What is this course about?
Data analysis is a central activity for scientific research and is increasingly a critical part of decision making in government and business. However, producing reliable data analysis outcomes is challenging since the decisions made throughout the analysis process can dramatically affect the eventual outcome. This Data Science Capstone focuses on the complete end-to-end process of data analysis performed with code: the iterative, and often exploratory, steps that analysts go through to turn data into results. Our focus is not limited to statistical modeling or machine learning, but rather the complete process, including transformation, exploration, modeling, and evaluation choices.
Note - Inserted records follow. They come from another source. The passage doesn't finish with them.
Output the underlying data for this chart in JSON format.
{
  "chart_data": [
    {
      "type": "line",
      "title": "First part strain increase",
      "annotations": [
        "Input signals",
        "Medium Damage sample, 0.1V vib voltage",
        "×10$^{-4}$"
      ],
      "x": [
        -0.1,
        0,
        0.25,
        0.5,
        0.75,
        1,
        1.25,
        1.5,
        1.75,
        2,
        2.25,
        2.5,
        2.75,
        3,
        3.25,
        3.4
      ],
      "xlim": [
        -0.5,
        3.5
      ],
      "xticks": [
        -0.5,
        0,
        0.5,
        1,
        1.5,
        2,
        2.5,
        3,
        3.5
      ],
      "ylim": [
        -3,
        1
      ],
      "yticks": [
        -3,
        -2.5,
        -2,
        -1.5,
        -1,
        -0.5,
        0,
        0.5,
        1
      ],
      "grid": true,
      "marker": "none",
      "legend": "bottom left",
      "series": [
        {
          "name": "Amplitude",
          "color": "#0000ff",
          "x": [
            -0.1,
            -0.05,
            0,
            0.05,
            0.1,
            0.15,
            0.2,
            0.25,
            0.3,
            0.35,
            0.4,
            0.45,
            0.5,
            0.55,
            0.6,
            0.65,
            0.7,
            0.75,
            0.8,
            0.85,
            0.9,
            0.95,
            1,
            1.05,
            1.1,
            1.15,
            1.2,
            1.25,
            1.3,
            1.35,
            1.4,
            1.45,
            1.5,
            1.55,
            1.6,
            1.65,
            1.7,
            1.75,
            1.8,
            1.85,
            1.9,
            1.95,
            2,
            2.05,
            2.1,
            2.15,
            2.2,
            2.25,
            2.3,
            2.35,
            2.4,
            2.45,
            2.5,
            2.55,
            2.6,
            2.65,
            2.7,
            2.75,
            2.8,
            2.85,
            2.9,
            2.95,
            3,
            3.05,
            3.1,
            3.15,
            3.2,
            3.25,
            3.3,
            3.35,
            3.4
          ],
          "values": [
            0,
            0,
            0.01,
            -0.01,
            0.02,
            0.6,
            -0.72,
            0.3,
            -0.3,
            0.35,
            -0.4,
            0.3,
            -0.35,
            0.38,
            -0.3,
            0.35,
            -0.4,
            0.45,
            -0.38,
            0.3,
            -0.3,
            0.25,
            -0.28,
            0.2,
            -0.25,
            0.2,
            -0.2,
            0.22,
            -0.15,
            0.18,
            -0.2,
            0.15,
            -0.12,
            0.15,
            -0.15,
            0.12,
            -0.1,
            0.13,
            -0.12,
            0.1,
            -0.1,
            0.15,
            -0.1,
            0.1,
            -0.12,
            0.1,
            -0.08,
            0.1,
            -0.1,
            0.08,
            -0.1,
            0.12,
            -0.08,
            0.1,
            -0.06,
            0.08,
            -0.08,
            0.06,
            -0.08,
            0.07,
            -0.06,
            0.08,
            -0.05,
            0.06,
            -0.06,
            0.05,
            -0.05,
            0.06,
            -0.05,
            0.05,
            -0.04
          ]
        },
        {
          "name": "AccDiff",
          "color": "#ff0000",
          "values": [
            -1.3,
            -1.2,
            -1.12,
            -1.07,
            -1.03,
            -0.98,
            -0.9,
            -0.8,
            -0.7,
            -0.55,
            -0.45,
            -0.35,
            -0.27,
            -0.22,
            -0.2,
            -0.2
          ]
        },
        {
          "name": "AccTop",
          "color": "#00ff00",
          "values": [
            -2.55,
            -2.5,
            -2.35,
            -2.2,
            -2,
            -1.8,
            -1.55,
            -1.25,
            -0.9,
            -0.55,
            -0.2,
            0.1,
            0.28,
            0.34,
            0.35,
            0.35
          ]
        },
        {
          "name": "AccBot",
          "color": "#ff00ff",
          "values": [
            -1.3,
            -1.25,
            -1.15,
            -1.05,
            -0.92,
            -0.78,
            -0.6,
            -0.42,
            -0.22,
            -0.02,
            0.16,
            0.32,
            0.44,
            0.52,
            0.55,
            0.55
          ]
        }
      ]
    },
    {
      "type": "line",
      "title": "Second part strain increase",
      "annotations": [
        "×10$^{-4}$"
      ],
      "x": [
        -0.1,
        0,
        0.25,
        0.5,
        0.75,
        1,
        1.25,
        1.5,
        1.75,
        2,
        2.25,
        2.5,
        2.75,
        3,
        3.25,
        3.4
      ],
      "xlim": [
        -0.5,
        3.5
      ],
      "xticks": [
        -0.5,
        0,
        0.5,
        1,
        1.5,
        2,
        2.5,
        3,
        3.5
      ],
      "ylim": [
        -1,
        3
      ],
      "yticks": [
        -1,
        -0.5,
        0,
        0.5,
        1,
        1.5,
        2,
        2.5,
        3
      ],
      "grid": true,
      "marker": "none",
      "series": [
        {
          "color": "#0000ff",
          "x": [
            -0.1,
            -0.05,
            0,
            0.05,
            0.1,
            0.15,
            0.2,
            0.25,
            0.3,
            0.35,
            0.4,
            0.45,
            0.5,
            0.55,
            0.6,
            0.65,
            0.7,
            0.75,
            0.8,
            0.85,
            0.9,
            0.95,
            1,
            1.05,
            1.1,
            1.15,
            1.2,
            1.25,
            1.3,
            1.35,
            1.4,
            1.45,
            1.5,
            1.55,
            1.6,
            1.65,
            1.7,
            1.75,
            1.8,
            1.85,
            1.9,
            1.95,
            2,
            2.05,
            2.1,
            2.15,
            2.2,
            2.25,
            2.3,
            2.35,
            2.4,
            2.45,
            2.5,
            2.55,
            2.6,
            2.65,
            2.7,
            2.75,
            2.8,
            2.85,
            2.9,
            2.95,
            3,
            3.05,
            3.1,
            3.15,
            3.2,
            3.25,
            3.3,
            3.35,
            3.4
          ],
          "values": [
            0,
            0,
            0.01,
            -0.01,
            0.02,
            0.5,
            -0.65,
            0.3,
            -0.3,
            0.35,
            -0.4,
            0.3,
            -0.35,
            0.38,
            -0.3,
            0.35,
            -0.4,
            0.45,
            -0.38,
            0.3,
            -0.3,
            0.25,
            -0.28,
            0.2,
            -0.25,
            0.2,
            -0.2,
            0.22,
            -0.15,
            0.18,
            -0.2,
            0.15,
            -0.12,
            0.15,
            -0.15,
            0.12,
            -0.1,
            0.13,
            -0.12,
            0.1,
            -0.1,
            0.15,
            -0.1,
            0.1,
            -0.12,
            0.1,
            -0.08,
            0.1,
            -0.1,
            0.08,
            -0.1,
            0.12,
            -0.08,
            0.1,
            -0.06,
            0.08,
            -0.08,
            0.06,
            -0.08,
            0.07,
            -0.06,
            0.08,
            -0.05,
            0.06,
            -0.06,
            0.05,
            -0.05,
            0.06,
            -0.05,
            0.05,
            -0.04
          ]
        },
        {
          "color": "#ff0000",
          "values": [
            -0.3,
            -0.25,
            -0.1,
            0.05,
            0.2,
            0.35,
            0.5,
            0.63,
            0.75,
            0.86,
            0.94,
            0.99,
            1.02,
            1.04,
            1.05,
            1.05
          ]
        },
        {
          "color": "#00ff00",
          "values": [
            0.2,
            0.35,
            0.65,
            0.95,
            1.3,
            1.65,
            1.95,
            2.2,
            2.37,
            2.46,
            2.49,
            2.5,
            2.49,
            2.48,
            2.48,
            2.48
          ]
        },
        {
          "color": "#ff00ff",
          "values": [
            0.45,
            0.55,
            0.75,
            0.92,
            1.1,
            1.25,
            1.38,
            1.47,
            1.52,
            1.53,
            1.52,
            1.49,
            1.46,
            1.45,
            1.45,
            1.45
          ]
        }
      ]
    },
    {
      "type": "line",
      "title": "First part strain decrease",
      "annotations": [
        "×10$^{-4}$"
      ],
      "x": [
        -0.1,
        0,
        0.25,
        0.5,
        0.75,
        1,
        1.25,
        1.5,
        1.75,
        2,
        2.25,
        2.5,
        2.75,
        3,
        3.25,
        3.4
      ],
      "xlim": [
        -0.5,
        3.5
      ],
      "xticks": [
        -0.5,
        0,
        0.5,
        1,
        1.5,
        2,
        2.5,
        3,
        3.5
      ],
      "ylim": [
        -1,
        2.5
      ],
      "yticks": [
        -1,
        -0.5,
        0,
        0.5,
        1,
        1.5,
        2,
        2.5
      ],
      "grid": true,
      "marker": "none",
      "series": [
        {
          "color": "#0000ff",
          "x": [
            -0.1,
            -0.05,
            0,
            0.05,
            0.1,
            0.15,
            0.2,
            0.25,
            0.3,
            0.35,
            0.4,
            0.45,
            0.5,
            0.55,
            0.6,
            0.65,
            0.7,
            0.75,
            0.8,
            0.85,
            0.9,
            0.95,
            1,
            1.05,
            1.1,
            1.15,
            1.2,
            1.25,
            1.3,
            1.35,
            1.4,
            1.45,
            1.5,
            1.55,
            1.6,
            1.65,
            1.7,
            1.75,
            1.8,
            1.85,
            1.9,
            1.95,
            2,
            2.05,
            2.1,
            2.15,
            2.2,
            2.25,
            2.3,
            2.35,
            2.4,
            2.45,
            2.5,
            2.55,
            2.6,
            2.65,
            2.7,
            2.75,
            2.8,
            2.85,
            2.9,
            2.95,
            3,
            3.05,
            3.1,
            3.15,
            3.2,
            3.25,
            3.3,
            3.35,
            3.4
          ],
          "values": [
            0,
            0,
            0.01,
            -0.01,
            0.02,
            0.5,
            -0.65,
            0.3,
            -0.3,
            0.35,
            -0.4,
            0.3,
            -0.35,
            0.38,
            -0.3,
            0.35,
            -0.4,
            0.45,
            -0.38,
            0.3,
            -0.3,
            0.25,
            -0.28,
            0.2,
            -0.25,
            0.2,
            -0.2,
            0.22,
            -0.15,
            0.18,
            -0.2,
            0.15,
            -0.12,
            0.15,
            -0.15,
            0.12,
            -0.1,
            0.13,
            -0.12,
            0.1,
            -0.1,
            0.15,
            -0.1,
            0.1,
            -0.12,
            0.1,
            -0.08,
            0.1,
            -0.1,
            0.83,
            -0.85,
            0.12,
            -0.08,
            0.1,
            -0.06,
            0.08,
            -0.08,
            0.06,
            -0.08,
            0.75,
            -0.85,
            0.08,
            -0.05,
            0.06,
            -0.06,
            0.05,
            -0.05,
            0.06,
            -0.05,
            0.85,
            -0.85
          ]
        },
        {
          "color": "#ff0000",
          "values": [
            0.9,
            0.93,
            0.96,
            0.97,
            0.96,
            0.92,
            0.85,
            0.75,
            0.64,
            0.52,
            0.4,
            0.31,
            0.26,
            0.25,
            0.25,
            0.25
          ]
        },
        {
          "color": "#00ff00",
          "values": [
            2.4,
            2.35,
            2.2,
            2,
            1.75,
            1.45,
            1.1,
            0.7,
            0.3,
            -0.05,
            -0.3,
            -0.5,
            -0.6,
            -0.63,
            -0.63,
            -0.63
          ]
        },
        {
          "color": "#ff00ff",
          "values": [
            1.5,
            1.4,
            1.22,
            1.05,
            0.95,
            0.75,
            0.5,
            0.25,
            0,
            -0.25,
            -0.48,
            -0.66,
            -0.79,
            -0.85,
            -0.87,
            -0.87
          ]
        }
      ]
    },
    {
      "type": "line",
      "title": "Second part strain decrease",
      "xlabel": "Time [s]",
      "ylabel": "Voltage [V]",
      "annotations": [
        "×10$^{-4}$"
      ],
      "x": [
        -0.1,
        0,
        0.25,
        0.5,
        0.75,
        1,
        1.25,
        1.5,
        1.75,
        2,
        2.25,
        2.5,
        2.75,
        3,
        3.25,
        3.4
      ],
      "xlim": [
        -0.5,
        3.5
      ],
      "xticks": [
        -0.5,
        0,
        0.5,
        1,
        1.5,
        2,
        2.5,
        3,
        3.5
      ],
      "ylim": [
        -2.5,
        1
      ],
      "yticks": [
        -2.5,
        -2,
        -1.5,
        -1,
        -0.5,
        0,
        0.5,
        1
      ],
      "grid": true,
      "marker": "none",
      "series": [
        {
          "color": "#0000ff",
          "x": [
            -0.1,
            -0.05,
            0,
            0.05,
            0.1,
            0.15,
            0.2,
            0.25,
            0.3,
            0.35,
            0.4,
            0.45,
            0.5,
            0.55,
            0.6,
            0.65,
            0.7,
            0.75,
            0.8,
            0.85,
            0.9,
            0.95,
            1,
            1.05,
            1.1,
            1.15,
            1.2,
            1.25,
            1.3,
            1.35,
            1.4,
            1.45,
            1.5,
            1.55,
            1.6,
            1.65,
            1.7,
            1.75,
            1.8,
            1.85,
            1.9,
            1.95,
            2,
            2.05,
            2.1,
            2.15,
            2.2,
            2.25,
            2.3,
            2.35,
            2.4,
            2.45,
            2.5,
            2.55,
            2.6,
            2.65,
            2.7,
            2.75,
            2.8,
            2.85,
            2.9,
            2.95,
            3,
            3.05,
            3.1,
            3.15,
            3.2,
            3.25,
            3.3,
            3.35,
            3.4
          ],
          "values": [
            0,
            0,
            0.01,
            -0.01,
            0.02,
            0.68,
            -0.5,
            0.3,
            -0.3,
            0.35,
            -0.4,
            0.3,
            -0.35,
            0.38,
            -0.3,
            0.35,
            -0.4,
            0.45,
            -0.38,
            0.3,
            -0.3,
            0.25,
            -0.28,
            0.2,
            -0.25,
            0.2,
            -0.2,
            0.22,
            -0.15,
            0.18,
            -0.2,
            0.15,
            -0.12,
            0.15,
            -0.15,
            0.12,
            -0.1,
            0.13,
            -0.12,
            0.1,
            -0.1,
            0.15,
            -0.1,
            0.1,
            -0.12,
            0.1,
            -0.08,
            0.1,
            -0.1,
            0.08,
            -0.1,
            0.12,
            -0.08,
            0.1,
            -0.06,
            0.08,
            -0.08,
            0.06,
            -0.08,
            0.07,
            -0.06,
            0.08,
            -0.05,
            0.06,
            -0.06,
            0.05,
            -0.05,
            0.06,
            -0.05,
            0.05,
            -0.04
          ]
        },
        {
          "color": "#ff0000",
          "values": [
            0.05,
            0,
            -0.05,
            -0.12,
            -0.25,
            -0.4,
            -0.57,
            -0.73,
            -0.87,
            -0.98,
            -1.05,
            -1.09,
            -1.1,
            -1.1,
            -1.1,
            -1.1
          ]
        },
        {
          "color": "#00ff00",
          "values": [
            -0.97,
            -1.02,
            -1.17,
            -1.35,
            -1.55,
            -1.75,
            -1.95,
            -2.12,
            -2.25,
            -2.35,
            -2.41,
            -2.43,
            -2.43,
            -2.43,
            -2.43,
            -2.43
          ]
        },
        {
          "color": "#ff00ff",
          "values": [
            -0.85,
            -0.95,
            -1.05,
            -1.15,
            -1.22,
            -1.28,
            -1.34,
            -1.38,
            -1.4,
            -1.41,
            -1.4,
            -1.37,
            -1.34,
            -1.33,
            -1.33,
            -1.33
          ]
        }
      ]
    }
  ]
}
Students will work in groups of four on a single project that will tie together and apply previous experiences from CSE 312, 332, 446, 442, 344, and other classes. Students are expected to already possess knowledge of appropriate machine learning, visualization and database methods, and will focus on independently applying those methods in the context of your project. There will therefore be limited lecture material in this course. Course staff will instead work closely with students to critique and advise on their group project. Students will experience the end-to-end data analysis process from transformation and exploration of data to modeling and evaluation. Your group will brainstorm on a project during the first week, before collaboratively exploring the data and implementing a complete data analysis workflow. This capstone course gives hands-on experience with selecting a data science question, and with crafting and evaluating a data science process to answer that question.
Students should have completed CSE 332 and CSE 312, and at least one of CSE 446, CSE 442, or CSE 344. There are no other requirements for participating in this capstone class.